Del resto de la familia, ni uno tuvo síntomas. Hace dos semanas, madre e hija volvieron a casa y allí comenzó otra etapa. Las mujeres convivían en una habitación aparte, solitaria. Hubo un drástico cambio de hábito. Salían al balcón de noche, cuando el resto de los chicos dormían. Un ejemplo: se bañaba buena parte de la familia primero, y al final, se aseaban ellas, previo repaso de agua y lavandina en todas las superficies del baño. Pasaron del aislamiento en el hospital a una cuarentena casera.
Abrazos simbólicos
El hijo más chico tiene 6 años. Lo abrazaban desde lejos, simbólicamente. "El viaje fue espectacular, recién ahora pude contarle cómo la pasé a mi papá. No entiendo cuando la gente se queja de que tiene que estar en casa. Es para cuidar a los demás; además, a mí me encanta. Tuve miedo, porque apenas volví de viaje, me tuve que internar. Casi no pude ver a los que más quiero. Al principio fue una pesadilla y después, fue un alivio muy grande. Ahora siento que recuperamos la familia. En el hospital poníamos música, cantábamos, bailábamos", cuenta la adolescente, que antes de este contratiempo quería estudiar psicología.

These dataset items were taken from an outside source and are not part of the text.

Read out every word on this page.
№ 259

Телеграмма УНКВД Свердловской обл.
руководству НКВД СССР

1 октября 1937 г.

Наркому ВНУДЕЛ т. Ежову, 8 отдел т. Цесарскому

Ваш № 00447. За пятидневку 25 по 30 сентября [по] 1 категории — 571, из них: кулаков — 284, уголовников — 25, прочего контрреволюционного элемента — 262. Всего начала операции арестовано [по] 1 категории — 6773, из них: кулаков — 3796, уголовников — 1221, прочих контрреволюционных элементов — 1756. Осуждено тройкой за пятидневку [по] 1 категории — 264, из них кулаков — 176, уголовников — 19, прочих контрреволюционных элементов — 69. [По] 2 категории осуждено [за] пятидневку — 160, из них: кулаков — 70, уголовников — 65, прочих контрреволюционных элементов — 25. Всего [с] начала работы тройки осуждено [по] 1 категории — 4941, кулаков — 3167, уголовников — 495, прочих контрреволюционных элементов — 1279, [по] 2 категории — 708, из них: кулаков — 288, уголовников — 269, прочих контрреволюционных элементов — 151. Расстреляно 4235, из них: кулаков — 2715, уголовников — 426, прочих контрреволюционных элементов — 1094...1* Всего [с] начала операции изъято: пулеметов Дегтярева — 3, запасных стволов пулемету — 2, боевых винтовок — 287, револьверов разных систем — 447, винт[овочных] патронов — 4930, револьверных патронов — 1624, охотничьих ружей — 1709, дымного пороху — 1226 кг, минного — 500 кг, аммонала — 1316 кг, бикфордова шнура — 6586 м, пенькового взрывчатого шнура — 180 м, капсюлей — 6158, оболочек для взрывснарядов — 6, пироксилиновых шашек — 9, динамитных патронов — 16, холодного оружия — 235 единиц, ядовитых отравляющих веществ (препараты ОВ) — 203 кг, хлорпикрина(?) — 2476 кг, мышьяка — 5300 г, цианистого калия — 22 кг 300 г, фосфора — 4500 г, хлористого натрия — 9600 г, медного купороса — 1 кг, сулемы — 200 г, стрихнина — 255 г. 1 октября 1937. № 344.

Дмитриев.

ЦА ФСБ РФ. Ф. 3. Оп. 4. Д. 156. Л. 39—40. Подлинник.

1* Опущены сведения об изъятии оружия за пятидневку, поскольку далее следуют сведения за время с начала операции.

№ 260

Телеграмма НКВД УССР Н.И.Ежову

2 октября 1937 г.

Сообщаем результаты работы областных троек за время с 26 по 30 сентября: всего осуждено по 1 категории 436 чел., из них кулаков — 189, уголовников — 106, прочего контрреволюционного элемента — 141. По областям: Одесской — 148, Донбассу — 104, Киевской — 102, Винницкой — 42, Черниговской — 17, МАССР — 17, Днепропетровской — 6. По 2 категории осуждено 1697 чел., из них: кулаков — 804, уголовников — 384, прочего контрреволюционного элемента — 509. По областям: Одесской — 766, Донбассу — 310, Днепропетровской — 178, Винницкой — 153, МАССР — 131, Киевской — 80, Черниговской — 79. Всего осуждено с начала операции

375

"El mejor aprendizaje es que tenemos que valorar las cosas, es todo demasiado efímero. Hay que disfrutar de las pequeñas cosas", insiste.
Se había ganado una beca para poder viajar. El viaje fue hermoso, hasta que sintió que debía volver. En Israel ya habían empezado los contagios: había 18 casos en esos días. Fueron dos semanas de paseos por todo el país y después, clases y visitas a hospitales para contener a jóvenes internados. El estudio consistía en historia judía, conceptos bíblicos y la concepción del judaísmo, del presente hacia el futuro. Odi les cantaba a los internados, les daba sándwiches, les daba calor. Y hasta les tocaba la guitarra. De pronto, al volver, debió cambiar de posición: fue ella quien estuvo días y noches sobre una cama. "Estamos emocionadas. Vivimos aisladas diez días en el hospital y dos semanas en casa sintiéndonos ajenas. Ahora estamos felices", describe la madre.

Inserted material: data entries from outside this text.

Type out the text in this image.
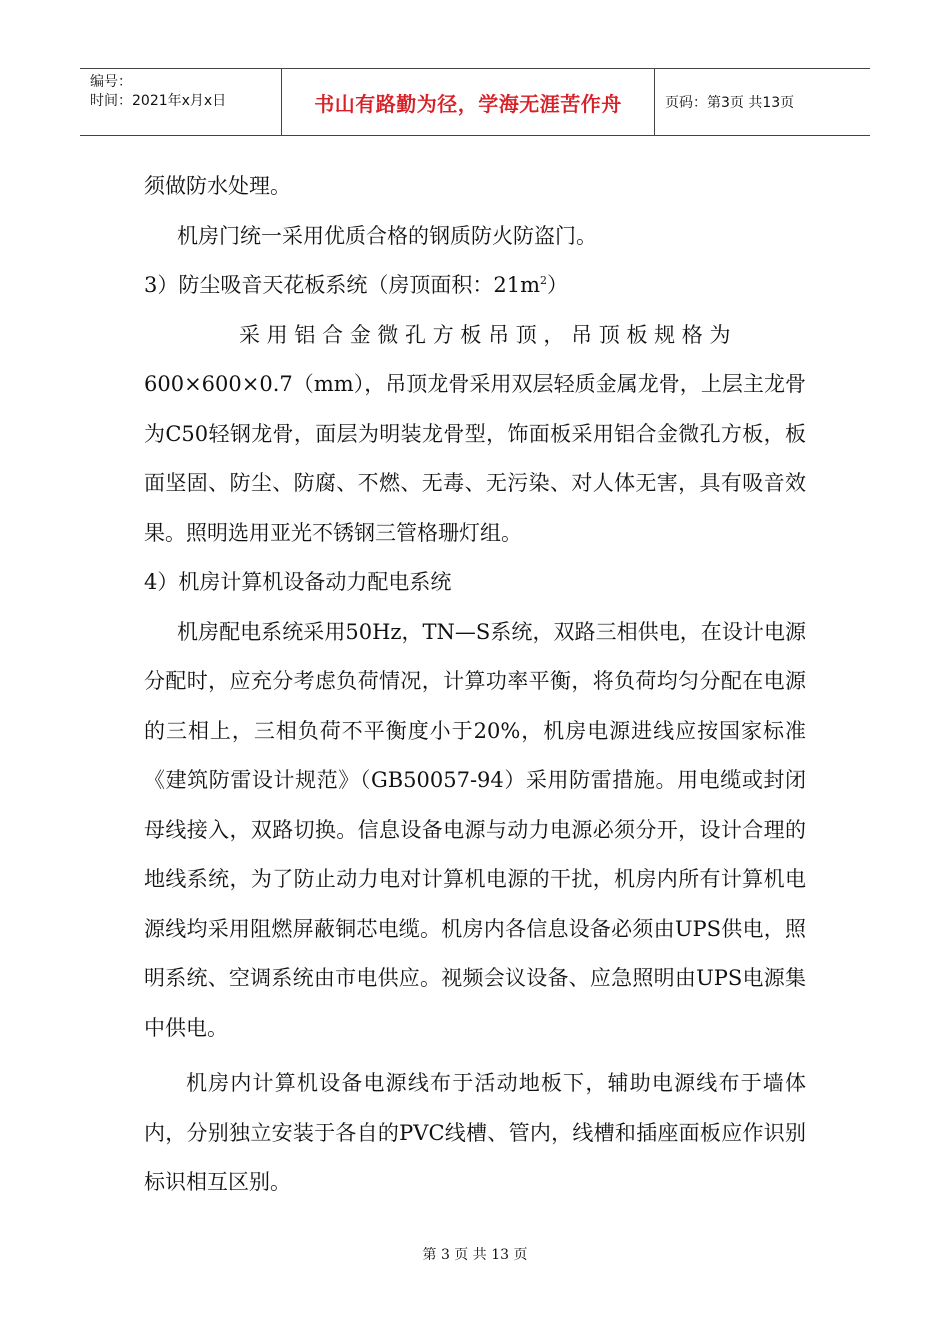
编号：
时间：2021年x月x日	书山有路勤为径，学海无涯苦作舟	页码：第3页 共13页

须做防水处理。

机房门统一采用优质合格的钢质防火防盗门。

3）防尘吸音天花板系统（房顶面积：$21m^2$）

采 用 铝 合 金 微 孔 方 板 吊 顶 ， 吊 顶 板 规 格 为

600×600×0.7（mm），吊顶龙骨采用双层轻质金属龙骨，上层主龙骨为C50轻钢龙骨，面层为明装龙骨型，饰面板采用铝合金微孔方板，板面坚固、防尘、防腐、不燃、无毒、无污染、对人体无害，具有吸音效果。照明选用亚光不锈钢三管格珊灯组。

4）机房计算机设备动力配电系统

机房配电系统采用50Hz，TN—S系统，双路三相供电，在设计电源分配时，应充分考虑负荷情况，计算功率平衡，将负荷均匀分配在电源的三相上，三相负荷不平衡度小于20%，机房电源进线应按国家标准《建筑防雷设计规范》（GB50057-94）采用防雷措施。用电缆或封闭母线接入，双路切换。信息设备电源与动力电源必须分开，设计合理的地线系统，为了防止动力电对计算机电源的干扰，机房内所有计算机电源线均采用阻燃屏蔽铜芯电缆。机房内各信息设备必须由UPS供电，照明系统、空调系统由市电供应。视频会议设备、应急照明由UPS电源集中供电。

机房内计算机设备电源线布于活动地板下，辅助电源线布于墙体内，分别独立安装于各自的PVC线槽、管内，线槽和插座面板应作识别标识相互区别。

第 3 页 共 13 页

El Covid-19, además, abre otros miedos, como el qué dirán. "Debía mantener el perfil bajo, por eso no lo comenté, siquiera, entre los vecinos. Hay mucha paranoia, por eso algunos médicos recomiendan no hacerlo público en el mientras tanto. Hay que seguir sus consejos al pie de la letra", grafica el rabino, que hoy le volvió el alma al cuerpo, y que recuerda con emoción viejos tiempos de tablón.
"Nosotros no somos de River: nuestra sangre es roja y blanca. Hasta los 20 años, iba al Monumental, con el tiempo hice un vuelco espiritual, pero el fútbol lo tengo metido en mi corazón. Tengo una familia muy grande y me dedico a la comunidad, estoy al tanto, pero no es como antes. Por ejemplo: la final de Madrid no la pude ver, porque estaba pendiente de mi familia", sostiene. Y sigue pendiente de su familia. Sobre todo ahora, que volvieron los abrazos. Los que extrañaba.

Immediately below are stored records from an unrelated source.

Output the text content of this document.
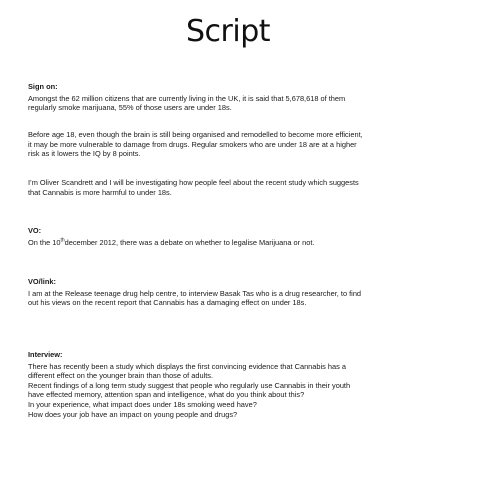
Script
Sign on:

Amongst the 62 million citizens that are currently living in the UK, it is said that 5,678,618 of them regularly smoke marijuana, 55% of those users are under 18s.

Before age 18, even though the brain is still being organised and remodelled to become more efficient, it may be more vulnerable to damage from drugs. Regular smokers who are under 18 are at a higher risk as it lowers the IQ by 8 points.

I’m Oliver Scandrett and I will be investigating how people feel about the recent study which suggests that Cannabis is more harmful to under 18s.

VO:

On the 10thdecember 2012, there was a debate on whether to legalise Marijuana or not.

VO/link:

I am at the Release teenage drug help centre, to interview Basak Tas who is a drug researcher, to find out his views on the recent report that Cannabis has a damaging effect on under 18s.

Interview:

There has recently been a study which displays the first convincing evidence that Cannabis has a different effect on the younger brain than those of adults.

Recent findings of a long term study suggest that people who regularly use Cannabis in their youth have effected memory, attention span and intelligence, what do you think about this?

In your experience, what impact does under 18s smoking weed have?

How does your job have an impact on young people and drugs?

Días atrás, mientras charlaba por celular con un amigo en busca de afecto y contención, se le ocurrió esta imagen: "Cuando voy manejando y me paso una cuadra, el Waze lo recalcula y puedo retomar el camino. Ahora, siento que Dios mandó a la sociedad a sus casas, para ‘recalcular’. ¿A dónde estamos yendo? ¿Cuáles son los valores? No solo en el judaísmo, hablo en general: tenemos que ser mejores personas, sentir al otro. Estamos ensimismados. Tenemos que salir de esto un poquito mejores".
Baruj lo dice convencido, emocionado.